NASA’s Lunar Reconnaissance Orbiter (LRO) helped to search India's lost moon lander Vikram.

Context

NASA’s Lunar Reconnaissance Orbiter (LRO) helped to search India's lost moon lander Vikram.

About

  • Lunar Reconnaissance Orbiter (LRO) is a robotic mission that set out to map the moon's surface and, after a year of exploration, was extended with a unique set of science objectives.
  • LRO entered lunar orbit on June 23, 2009 and after spacecraft commissioning, the Exploration Mission began on September 15, 2009.
  • The Exploration Mission completed on September 15, 2010 when responsibility for LRO was transferred to NASA's Science Mission Directorate for a two-year Science Mission with a new set of science goals. The LRO mission has been extended to continue lunar science and exploration.
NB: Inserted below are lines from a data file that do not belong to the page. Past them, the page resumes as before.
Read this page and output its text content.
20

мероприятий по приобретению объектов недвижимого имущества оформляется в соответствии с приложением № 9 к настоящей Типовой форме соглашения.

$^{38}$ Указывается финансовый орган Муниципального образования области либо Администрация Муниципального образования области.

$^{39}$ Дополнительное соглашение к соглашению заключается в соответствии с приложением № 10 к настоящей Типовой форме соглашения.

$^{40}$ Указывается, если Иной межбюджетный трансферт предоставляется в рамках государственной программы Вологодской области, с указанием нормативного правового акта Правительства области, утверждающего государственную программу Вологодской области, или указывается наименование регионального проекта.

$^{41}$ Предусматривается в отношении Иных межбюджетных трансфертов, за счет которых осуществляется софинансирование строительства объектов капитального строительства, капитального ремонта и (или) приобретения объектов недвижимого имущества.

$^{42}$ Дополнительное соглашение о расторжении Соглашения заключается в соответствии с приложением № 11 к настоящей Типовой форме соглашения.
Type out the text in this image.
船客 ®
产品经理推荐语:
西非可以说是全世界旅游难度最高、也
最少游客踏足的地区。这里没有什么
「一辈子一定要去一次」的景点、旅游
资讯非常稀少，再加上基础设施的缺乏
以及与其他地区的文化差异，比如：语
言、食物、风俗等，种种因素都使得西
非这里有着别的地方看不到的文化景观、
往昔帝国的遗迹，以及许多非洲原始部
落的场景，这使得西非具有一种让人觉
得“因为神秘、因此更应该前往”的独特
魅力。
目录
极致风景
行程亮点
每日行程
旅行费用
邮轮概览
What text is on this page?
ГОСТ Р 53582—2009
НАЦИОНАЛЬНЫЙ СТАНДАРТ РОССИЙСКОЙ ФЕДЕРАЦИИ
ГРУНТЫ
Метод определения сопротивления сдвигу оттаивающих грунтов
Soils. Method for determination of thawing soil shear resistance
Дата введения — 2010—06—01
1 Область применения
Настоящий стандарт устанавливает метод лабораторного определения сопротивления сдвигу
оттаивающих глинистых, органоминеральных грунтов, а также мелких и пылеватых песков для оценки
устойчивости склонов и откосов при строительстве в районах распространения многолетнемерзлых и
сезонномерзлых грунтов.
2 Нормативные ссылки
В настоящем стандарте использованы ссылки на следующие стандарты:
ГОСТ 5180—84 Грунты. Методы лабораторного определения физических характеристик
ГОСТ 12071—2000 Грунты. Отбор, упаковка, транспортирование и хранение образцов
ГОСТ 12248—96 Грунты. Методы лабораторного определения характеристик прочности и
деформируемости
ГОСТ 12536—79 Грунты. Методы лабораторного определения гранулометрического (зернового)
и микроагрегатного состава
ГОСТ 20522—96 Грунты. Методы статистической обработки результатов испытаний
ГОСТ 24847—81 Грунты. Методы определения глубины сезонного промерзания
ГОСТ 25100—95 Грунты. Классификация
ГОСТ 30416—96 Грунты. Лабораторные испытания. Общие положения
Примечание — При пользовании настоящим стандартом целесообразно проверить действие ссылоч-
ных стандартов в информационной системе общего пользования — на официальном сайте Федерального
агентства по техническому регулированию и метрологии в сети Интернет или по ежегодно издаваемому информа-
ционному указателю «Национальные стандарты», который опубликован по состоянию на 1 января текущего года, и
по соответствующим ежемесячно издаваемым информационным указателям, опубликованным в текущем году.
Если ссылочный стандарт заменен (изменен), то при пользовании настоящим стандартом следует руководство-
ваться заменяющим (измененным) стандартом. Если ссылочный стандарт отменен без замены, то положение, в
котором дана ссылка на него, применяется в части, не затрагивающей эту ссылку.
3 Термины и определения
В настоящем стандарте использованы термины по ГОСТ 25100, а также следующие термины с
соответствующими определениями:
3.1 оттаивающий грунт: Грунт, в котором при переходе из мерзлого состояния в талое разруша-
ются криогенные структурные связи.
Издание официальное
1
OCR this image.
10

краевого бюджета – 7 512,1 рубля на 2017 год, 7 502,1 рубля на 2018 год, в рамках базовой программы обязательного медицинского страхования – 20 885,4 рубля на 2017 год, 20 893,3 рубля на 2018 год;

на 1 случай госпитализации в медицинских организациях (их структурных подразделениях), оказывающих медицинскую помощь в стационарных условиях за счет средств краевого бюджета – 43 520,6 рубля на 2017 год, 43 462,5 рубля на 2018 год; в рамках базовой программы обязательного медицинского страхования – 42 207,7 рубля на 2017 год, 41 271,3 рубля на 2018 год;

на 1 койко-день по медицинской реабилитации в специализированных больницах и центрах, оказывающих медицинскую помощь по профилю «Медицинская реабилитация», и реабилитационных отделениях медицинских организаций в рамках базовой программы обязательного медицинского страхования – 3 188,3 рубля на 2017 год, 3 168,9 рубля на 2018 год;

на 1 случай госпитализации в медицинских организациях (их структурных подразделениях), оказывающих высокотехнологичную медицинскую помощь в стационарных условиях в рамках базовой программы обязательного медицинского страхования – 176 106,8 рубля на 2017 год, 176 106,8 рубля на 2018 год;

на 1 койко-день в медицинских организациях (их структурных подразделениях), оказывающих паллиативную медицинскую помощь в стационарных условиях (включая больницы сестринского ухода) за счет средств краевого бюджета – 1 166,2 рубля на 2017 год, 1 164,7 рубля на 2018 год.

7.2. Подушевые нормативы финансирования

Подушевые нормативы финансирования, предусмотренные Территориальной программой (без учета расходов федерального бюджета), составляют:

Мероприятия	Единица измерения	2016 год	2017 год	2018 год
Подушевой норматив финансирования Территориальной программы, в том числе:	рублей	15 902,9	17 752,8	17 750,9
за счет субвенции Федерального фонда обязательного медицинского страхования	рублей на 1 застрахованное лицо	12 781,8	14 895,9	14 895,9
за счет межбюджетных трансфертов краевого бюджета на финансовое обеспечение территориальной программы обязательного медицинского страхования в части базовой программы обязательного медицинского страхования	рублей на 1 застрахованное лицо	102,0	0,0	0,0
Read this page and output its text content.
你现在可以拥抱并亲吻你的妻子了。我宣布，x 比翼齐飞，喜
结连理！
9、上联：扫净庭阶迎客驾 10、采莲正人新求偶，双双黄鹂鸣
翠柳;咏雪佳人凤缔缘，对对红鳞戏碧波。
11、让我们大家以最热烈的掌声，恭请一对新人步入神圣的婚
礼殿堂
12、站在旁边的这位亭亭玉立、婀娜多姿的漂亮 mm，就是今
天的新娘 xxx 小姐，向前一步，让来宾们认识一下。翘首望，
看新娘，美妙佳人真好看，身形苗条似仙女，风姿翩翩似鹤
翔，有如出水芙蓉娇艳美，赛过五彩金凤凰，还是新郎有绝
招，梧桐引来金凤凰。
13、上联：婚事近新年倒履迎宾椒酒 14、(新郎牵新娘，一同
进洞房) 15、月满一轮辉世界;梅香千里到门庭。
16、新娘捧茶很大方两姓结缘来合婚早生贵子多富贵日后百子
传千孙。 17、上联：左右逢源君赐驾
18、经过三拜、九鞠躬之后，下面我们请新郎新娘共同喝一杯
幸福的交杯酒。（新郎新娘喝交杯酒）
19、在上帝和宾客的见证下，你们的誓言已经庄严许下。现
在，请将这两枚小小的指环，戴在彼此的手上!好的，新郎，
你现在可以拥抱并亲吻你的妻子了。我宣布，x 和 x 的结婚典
Focus of the exploration Mission:

  • The Exploration Mission was focused on supporting the extension of human presence in the solar system.
  • LRO continues to help identify sites close to potential resources with high scientific value, favourable terrain and the environment necessary for safe future robotic and human lunar missions.
  • LRO observations have enabled numerous ground-breaking discoveries, creating a new picture of the moon as a dynamic and complex body. These developments have set up a scientific framework through which to challenge and improve our understanding of processes throughout the solar system.

Some of the LRO exploration and science results:

  • In polar shadowed regions found the coldest spots measured (below 30 K) in the solar system.
  • Discovered significant subsurface hydrogen deposits in regions cold enough for water ice to survive, as well as in additional hydrogen deposits in warmer areas where surface water ice is not thermally stable.
  • New (<5 years old) impact craters and are found to be widespread across the lunar surface, with a surprising abundance of related surface changes.
  • Developed an improved catalogue of lunar craters larger than 20 km in diameter, thus providing constraints on the ancient impactor population that affected the inner solar system.
  • First radar measurements of the lunar far side.
  • Characterized relatively young volcanic complexes, such as Ina, and revealed first direct evidence of the presence of highly silicic volcanic rocks on the Moon.
  • Measured galactic cosmic ray interactions with the Moon during a period with the largest cosmic ray intensities observed during the space age.
  • Created the first cosmic ray albedo proton map of the Moon.